Compressed Sensing Based Recursive Estimation of Doubly-Selective Channels for High-Mobility OFDM Systems

Abstract

For an orthogonal frequency-division multiplexing (OFDM) system in high-mobility applications, channel suffers from both frequency-selective and time-selective fading introduced by Doppler shift. Large pilot overhead is needed to estimate the numerous parameters of doubly-selective channel, resulting in low-spectral efficiency. In this paper, considering the correlation of practical wireless channels in high-dimensional signal spaces, a recursive channel estimation scheme based on compressed sensing (CS) is proposed for high-mobility OFDM systems to reduce the pilot overhead. Specifically, by exploiting the sparsity of OFDM channel in basis expansion model (BEM), the sparse BEM coefficients is estimated instead of numerous channel taps. Then we theoretically verify that the BEM coefficients corresponding successive OFDM symbols also share a common support.
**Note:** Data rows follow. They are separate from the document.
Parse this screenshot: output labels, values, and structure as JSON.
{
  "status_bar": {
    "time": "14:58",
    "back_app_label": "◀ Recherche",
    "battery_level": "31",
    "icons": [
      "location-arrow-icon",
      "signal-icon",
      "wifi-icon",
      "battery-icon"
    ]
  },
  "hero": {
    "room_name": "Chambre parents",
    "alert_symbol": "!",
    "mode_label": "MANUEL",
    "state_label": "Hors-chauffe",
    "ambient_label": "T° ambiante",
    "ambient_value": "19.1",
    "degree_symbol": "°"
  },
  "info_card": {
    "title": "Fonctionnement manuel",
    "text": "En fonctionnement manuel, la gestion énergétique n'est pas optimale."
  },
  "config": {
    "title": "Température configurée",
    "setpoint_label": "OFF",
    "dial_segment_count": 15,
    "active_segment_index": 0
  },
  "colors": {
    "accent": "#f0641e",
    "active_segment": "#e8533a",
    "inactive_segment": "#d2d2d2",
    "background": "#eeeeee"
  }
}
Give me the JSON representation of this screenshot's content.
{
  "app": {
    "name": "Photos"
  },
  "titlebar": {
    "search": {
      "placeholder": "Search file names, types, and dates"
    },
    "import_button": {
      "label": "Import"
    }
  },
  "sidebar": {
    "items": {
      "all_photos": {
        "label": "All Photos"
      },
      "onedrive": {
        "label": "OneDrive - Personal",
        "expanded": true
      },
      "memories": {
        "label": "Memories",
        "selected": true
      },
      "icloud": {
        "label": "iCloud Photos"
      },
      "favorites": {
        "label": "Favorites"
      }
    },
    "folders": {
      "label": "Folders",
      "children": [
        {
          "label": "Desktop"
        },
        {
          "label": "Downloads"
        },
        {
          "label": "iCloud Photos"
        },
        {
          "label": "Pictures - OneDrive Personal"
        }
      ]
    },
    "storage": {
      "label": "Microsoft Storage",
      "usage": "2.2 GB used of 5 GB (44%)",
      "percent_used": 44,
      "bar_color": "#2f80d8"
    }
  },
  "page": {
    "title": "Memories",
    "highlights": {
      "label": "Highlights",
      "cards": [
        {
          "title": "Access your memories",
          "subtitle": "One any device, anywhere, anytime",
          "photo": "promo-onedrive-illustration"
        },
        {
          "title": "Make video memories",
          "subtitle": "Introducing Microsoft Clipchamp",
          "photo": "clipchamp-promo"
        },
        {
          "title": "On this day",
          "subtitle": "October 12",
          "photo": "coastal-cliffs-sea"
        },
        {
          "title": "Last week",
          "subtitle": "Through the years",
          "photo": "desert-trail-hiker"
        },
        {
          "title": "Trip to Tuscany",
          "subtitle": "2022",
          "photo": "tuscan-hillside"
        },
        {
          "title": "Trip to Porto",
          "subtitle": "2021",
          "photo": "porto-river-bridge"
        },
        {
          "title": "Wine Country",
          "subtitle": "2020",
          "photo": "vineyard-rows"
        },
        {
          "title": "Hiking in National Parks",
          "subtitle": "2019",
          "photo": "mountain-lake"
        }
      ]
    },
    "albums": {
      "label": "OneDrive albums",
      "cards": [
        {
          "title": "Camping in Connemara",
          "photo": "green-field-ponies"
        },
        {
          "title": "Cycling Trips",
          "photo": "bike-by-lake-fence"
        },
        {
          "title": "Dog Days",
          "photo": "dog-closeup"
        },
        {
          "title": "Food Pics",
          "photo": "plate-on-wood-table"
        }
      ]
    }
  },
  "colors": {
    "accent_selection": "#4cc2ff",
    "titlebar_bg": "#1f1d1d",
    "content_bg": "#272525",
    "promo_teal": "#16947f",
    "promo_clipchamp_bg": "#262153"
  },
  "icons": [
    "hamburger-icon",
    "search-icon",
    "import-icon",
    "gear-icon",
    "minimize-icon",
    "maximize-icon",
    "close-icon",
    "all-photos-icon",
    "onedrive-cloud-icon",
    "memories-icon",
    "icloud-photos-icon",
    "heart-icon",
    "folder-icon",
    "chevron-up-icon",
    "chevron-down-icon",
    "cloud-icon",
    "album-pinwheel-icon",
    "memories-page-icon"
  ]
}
To utilize this temporal correlation of BEM coefficients, a recursive channel estimation algorithm derived from the classical modified CS algorithm is proposed to improve the present estimation by prior channel information from previous estimation. Theoretical and simulation results demonstrate that the proposed recursive channel estimation scheme preforms better than conventional schemes in various scenarios, even with less pilot overhead.